C++ Logo

sg16

Advanced search

Re: Width estimation

From: Corentin <corentin.jabot_at_[hidden]>
Date: Wed, 14 Sep 2022 16:41:44 +0200
On Wed, Sep 14, 2022, 16:15 Victor Zverovich <victor.zverovich_at_[hidden]>
wrote:

> It is based on the wcswidth implementation that you linked to.
>
> > I think a better specification would be given that we have a floating
> reference to UAX44,
> > to say that codepoints that have the Unicode property
> "Emoji_Presentation" or
> > East_Asian_Width="W" have a width of 2.
>
> Not all emoji have a width of 2 and I'm not sure about East_Asian_Width
> being a reliable indicator either so if anyone is interested in writing a
> paper to improve width estimation (I'm not) at the very least I'd recommend
> checking presentations on several popular terminals.
>

The wcwidth implementation does use East Asian width. No magic there.

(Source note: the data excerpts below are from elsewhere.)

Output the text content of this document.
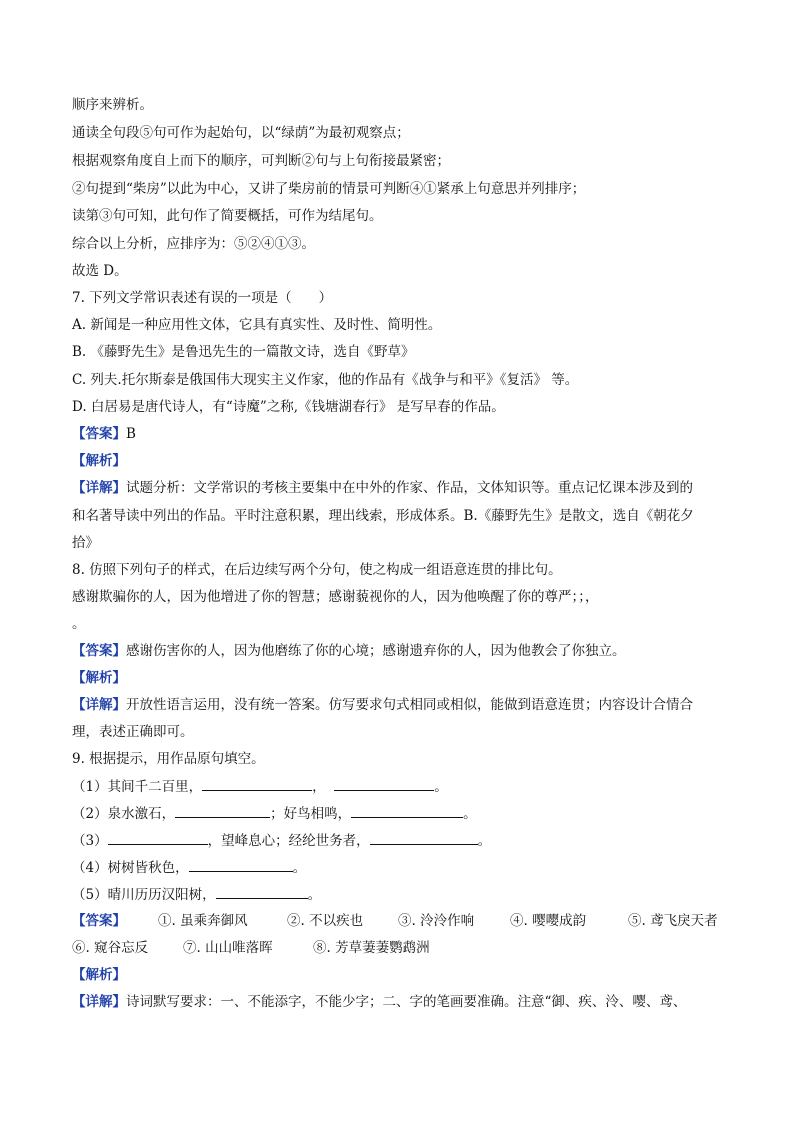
顺序来辨析。
通读全句段⑤句可作为起始句，以“绿荫”为最初观察点；
根据观察角度自上而下的顺序，可判断②句与上句衔接最紧密；
②句提到“柴房”以此为中心，又讲了柴房前的情景可判断④①紧承上句意思并列排序；
读第③句可知，此句作了简要概括，可作为结尾句。
综合以上分析，应排序为：⑤②④①③。
故选 D。
7. 下列文学常识表述有误的一项是（　　）
A. 新闻是一种应用性文体，它具有真实性、及时性、简明性。
B. 《藤野先生》是鲁迅先生的一篇散文诗，选自《野草》
C. 列夫.托尔斯泰是俄国伟大现实主义作家，他的作品有《战争与和平》《复活》 等。
D. 白居易是唐代诗人，有“诗魔”之称,《钱塘湖春行》 是写早春的作品。
【答案】B
【解析】
【详解】试题分析：文学常识的考核主要集中在中外的作家、作品，文体知识等。重点记忆课本涉及到的
和名著导读中列出的作品。平时注意积累，理出线索，形成体系。B.《藤野先生》是散文，选自《朝花夕
拾》
8. 仿照下列句子的样式，在后边续写两个分句，使之构成一组语意连贯的排比句。
感谢欺骗你的人，因为他增进了你的智慧；感谢藐视你的人，因为他唤醒了你的尊严；；，
。
【答案】感谢伤害你的人，因为他磨练了你的心境；感谢遗弃你的人，因为他教会了你独立。
【解析】
【详解】开放性语言运用，没有统一答案。仿写要求句式相同或相似，能做到语意连贯；内容设计合情合
理，表述正确即可。
9. 根据提示，用作品原句填空。
（1）其间千二百里，	，	。
（2）泉水激石，	；好鸟相鸣，	。
（3）	，望峰息心；经纶世务者，	。
（4）树树皆秋色，	。
（5）晴川历历汉阳树，	。
【答案】 ①. 虽乘奔御风	②. 不以疾也	③. 泠泠作响	④. 嘤嘤成韵	⑤. 鸢飞戾天者
⑥. 窥谷忘反	⑦. 山山唯落晖	⑧. 芳草萋萋鹦鹉洲
【解析】
【详解】诗词默写要求：一、不能添字，不能少字；二、字的笔画要准确。注意“御、疾、泠、嘤、鸢、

*Adds it to the pile of NB comments*


> Cheers,
> Victor
>
> On Wed, Sep 14, 2022 at 2:28 AM Corentin <corentin.jabot_at_[hidden]> wrote:
>
>> Hey folks.
>>
>> How was the table of width in [format] derived?
>> http://eel.is/c++draft/format#string.std-12.sentence-3
>>
>> We have 2 issues here: Lack of explanation in the standard makes it hard
>> to evolve that table,
>> and it does require maintenance as the Unicode standard evolves.
>>
>> Reading the intent of
>> https://www.open-std.org/jtc1/sc22/wg21/docs/papers/2020/p1868r2.html,
>>
>> We do want:
>>
>> - To treat 0-width codepoint as 1
>> - To treat emojis as 2
>> - To treat full width east asian as 2.
>>
>> https://www.cl.cam.ac.uk/~mgk25/ucs/wcwidth.c
>>
>> I think a better specification would be given that we have a floating
>> reference to UAX44,
>> to say that codepoints that have the Unicode property
>> "Emoji_Presentation" or
>> East_Asian_Width="W" have a width of 2.
>>
>> This ensures implementation remains coherent as Unicode evolves.
>>
>> Thanks,
>> Corentin
>>
>>
>>
>>

Received on 2022-09-14 14:41:56